Le mica est une matière dont la substance est presque aussi simple que celle du quartz et du jaspe, et tous trois sont de la même essence ; la formation du mica est contemporaine à celle de ces deux premiers verres ; il ne se trouve pas comme eux en grandes masses solides et dures, mais presque toujours en paillettes et en petites lames minces et disséminées dans plusieurs matières vitreuses ; ces paillettes de mica ont ensuite formé les talcs, qui sont de la même nature, mais qui se présentent en lames beaucoup plus étendues ; ordinairement les matières en petit volume proviennent de celles qui sont en grandes masses ; ici c’est le contraire, le talc en grand volume ne se forme que de parcelles du mica qui a existé le premier[NdÉ 1], et dont les particules s’étant réunies par l’intermède de l’eau ont formé le talc, comme le sable quartzeux s’est réuni par le même moyen pour former le grès.

Ces petites parcelles de mica n’affectent que rarement une forme de cristallisation ; et comme le talc réduit en petites particules devient assez semblable au mica, on les a souvent confondus, et il est vrai que les talcs et les micas ont à peu près les mêmes qualités intrinsèques ; néanmoins ils diffèrent en ce que les talcs sont plus doux au toucher que les micas, et qu’ils se trouvent en grandes lames, et quelquefois en couches d’une certaine étendue, au lieu que les micas sont toujours réduits en parcelles, qui, quoique très minces, sont un peu rudes ou arides au toucher : on pourrait donc dire qu’il y a deux sortes de micas, l’un produit immédiatement par le feu primitif, l’autre d’une formation bien postérieure et provenant des débris même du talc dont il a les propriétés ; mais tout talc paraît avoir commencé par être mica ; cette douceur au toucher, qui fait la qualité spécifique et la différence du talc au mica, ne vient que de la plus grande atténuation de ses parties par la longue impression des éléments humides. Le mica est donc un verre primitif en petites lames et paillettes très minces, lesquelles, d’une part, ont été sublimées par le feu ou déposées dans certaines matières, telles que les granits au moment de leur consolidation, et qui, d’autre part, ont ensuite été entraînées par les eaux et mêlées avec les matières molles, telles que les argiles, les ardoises et les schistes.

Nous avons dit, dans les volumes précédents, que le verre, longtemps exposé à l’air, s’irise et s’exfolie par petites lames minces, et qu’en se décomposant il produit une sorte de mica qui d’abord est assez aigre et devient ensuite doux au toucher, et enfin se convertit en argile.
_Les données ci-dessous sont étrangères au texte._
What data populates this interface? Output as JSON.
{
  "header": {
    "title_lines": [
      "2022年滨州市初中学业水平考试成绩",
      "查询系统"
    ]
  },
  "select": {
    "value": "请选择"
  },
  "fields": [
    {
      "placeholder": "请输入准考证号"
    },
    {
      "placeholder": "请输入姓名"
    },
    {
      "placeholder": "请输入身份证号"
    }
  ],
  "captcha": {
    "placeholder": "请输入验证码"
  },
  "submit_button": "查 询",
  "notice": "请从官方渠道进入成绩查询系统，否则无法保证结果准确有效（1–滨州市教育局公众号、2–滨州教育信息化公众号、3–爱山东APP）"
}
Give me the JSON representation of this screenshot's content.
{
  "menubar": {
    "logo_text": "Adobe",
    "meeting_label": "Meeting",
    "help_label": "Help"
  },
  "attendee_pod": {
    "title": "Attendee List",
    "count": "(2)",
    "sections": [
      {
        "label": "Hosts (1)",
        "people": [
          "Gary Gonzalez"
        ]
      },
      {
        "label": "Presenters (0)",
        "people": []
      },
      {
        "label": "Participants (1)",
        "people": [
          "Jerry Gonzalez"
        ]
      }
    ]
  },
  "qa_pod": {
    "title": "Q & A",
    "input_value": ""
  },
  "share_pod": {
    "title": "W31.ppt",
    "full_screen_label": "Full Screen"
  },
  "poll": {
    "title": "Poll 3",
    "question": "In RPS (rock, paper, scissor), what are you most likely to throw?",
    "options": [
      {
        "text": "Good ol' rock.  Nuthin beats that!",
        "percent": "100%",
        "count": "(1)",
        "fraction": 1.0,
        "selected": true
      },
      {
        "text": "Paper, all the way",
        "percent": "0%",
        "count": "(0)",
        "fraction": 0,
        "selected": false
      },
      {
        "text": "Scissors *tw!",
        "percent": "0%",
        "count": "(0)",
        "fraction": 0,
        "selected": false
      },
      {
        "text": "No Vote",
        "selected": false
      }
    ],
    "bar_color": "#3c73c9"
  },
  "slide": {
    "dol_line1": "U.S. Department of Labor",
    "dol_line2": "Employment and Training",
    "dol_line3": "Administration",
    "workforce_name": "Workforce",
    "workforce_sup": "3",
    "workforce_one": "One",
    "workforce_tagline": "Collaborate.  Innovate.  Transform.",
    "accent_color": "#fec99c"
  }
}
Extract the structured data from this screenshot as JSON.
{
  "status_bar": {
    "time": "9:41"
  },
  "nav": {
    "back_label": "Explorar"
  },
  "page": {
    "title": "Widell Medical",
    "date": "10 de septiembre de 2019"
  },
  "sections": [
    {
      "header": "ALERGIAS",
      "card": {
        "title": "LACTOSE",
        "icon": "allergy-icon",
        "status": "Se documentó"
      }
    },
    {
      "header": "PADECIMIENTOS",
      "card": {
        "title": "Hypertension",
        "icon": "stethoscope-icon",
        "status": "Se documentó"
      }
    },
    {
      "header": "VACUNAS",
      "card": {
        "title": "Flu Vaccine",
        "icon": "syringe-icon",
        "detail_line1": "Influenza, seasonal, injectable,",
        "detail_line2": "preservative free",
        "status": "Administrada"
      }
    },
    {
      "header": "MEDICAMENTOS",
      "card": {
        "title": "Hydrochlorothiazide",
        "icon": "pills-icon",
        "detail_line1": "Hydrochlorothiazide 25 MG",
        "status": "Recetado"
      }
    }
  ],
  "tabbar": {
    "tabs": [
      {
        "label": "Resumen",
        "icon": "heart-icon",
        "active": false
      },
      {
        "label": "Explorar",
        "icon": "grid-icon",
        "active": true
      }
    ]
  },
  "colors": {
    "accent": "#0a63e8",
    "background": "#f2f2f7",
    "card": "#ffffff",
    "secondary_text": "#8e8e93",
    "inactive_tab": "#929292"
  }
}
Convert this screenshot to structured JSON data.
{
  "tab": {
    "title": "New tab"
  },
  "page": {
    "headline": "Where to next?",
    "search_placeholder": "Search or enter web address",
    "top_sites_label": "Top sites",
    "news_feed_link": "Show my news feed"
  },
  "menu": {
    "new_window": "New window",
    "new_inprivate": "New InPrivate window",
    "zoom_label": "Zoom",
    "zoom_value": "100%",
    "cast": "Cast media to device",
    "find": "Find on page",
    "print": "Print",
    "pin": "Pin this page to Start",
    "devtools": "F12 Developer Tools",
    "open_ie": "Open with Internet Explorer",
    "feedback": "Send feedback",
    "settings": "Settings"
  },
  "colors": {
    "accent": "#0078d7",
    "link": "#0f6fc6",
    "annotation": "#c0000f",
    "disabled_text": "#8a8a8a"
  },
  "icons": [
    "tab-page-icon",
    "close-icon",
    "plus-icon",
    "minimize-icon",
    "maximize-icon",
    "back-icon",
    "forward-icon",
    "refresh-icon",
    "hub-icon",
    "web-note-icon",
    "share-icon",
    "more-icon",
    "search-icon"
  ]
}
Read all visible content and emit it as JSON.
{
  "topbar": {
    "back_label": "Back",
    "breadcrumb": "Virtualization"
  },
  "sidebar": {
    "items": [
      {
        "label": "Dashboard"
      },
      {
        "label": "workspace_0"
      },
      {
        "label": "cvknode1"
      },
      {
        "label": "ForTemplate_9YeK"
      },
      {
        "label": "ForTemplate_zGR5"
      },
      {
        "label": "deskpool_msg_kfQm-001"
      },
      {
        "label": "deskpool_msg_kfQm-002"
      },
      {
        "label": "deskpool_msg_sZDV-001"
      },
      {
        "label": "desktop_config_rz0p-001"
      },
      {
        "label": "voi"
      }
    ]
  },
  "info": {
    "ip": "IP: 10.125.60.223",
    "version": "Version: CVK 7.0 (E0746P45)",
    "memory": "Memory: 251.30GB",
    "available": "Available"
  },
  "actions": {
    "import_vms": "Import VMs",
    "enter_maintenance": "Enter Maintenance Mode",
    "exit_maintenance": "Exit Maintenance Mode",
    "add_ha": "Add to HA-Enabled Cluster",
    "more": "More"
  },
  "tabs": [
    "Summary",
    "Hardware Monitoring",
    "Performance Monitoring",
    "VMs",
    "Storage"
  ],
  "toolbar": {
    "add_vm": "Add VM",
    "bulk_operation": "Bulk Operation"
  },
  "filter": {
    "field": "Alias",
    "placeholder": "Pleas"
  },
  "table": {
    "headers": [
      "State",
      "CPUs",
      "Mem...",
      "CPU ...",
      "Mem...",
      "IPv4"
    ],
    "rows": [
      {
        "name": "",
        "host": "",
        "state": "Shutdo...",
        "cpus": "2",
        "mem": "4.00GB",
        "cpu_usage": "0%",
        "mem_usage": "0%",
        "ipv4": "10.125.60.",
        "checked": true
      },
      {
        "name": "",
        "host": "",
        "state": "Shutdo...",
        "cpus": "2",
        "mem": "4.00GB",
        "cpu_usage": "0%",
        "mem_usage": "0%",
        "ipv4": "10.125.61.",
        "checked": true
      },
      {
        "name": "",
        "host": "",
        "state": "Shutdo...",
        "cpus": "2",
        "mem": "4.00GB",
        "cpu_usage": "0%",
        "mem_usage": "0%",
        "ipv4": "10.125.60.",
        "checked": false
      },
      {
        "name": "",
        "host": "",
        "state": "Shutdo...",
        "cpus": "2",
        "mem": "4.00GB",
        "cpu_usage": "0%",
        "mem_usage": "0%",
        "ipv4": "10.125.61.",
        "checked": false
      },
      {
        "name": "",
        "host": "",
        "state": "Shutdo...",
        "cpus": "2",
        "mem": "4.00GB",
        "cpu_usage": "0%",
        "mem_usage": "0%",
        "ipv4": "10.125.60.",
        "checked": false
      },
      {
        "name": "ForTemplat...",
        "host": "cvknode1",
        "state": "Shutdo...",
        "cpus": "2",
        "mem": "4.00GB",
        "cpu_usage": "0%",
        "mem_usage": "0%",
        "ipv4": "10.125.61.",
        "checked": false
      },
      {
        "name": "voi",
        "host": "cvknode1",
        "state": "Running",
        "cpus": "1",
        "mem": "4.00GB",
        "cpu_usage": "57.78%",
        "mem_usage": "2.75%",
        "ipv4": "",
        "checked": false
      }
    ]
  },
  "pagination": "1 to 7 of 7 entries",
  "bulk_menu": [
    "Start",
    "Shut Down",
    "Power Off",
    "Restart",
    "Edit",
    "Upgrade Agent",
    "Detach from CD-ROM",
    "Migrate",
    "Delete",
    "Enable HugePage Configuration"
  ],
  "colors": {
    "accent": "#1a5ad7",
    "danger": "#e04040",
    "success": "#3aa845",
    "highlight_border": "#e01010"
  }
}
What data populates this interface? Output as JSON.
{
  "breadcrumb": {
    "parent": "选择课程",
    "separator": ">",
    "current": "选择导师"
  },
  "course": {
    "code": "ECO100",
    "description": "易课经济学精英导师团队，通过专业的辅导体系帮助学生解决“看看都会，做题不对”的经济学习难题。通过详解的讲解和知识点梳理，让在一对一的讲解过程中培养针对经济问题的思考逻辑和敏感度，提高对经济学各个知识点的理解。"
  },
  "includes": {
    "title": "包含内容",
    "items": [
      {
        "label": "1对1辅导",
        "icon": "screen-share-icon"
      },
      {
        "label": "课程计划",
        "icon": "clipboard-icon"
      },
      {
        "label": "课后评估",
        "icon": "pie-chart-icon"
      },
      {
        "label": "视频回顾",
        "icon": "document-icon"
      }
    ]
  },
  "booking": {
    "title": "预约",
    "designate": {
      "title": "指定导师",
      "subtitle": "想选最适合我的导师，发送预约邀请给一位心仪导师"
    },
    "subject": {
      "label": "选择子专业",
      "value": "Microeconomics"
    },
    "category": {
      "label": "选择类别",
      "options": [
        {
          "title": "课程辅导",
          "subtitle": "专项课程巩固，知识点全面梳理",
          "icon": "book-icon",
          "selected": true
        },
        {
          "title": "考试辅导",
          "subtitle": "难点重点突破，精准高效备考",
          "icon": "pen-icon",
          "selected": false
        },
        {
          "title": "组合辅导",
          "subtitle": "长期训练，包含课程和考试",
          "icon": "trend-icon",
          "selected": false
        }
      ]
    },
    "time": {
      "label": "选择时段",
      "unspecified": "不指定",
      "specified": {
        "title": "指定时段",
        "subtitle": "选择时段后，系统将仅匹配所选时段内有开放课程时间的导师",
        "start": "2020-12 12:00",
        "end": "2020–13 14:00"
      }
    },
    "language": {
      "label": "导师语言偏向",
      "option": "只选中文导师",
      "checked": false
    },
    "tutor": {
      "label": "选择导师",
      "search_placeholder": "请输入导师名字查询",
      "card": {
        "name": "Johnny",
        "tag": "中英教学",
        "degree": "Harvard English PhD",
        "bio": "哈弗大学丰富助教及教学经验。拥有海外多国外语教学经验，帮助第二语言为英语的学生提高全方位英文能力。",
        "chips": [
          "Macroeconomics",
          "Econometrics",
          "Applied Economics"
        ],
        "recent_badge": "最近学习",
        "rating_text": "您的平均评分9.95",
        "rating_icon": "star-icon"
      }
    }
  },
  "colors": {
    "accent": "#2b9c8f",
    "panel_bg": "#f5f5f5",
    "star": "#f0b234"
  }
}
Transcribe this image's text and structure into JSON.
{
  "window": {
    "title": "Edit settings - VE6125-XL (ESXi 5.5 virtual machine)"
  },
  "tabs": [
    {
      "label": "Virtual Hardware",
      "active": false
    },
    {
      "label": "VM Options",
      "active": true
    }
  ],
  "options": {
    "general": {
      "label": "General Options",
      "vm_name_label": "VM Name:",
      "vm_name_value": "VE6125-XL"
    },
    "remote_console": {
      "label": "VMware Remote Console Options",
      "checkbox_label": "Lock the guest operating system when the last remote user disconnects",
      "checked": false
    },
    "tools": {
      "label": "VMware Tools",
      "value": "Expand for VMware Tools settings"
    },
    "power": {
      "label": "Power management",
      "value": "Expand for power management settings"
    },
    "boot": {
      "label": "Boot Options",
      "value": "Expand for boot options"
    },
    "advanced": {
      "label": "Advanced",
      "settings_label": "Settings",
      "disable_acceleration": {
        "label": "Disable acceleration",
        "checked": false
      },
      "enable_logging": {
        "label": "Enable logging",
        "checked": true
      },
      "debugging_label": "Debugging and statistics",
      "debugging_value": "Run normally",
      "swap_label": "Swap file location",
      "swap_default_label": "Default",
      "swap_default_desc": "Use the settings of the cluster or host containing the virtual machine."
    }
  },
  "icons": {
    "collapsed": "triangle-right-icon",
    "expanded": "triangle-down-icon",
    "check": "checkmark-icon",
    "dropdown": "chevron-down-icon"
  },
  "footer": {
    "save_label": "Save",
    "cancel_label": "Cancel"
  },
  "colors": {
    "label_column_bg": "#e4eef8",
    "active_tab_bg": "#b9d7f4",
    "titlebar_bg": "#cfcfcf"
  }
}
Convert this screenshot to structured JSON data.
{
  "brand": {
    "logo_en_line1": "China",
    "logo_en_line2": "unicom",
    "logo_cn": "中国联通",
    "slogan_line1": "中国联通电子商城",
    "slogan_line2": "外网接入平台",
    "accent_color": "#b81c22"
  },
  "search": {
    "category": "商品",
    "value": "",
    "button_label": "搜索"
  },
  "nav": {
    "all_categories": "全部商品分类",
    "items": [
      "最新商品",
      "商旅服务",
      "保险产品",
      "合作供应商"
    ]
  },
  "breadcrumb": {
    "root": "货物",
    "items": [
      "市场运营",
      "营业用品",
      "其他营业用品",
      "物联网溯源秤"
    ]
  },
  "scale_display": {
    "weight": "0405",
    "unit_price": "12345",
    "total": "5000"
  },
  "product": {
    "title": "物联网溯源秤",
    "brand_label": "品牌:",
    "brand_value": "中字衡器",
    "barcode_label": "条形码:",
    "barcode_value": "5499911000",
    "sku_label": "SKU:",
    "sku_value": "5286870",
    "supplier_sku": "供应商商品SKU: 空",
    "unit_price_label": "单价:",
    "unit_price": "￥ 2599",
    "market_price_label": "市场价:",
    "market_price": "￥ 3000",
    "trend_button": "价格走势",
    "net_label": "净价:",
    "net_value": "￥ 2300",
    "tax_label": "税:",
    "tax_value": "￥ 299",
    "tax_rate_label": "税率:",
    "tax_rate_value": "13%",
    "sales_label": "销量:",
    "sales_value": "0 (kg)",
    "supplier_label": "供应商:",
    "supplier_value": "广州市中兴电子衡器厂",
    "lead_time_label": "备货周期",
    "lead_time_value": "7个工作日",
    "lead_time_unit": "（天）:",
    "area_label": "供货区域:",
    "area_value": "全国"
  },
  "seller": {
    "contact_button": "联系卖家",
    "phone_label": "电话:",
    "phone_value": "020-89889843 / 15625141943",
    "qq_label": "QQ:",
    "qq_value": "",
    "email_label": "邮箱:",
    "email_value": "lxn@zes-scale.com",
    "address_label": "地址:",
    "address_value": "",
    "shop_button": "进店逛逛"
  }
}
Tous les verres primitifs ont dû subir ces mêmes altérations lorsqu’ils ont été très longtemps exposés aux éléments humides, et il en résulte des substances nouvelles, dont quelques-unes ont conservé les caractères de leur première origine ; les micas en particulier, lorsqu’ils ont été entraînés par les eaux, ont formé des amas et même des masses en se réunissant ; ils ont produit les talcs quand ils se sont trouvés sans mélange, ou bien ils se sont réunis pour faire corps avec des matières qui leur sont analogues ; ils ont alors formé des masses plus ou moins tendres[1] : le crayon noir ou molybdène[NdÉ 2], la craie de Briançon[NdÉ 3], la craie d’Espagne[NdÉ 4], les pierres ollaires[NdÉ 5], les stéatites, sont tous composés de particules micacées qui ont pris de la solidité ; et l’on trouve aussi des micas en masses pulvérulentes, et dans lesquelles les paillettes micacées ne sont point agglutinées, et ne forment pas des blocs solides. « Il y a, dit M. l’abbé Bexon, des amas assez considérables de cette sorte de micas au-dessous de la haute chaîne des Vosges, dans des montagnes subalternes, toutes composées de débris éboulés des grandes montagnes de granité qui sont derrière et au-dessus. Ces amas de mica en paillettes ne forment que des veines courtes et sans suite ou des sacs isolés ; le mica y est en parcelles sèches et de différentes couleurs, souvent aussi brillantes que l’or et l’argent, et on le distribue dans le pays sous le nom de poudre dorée, pour servir de poussière à mettre sur l’écriture. »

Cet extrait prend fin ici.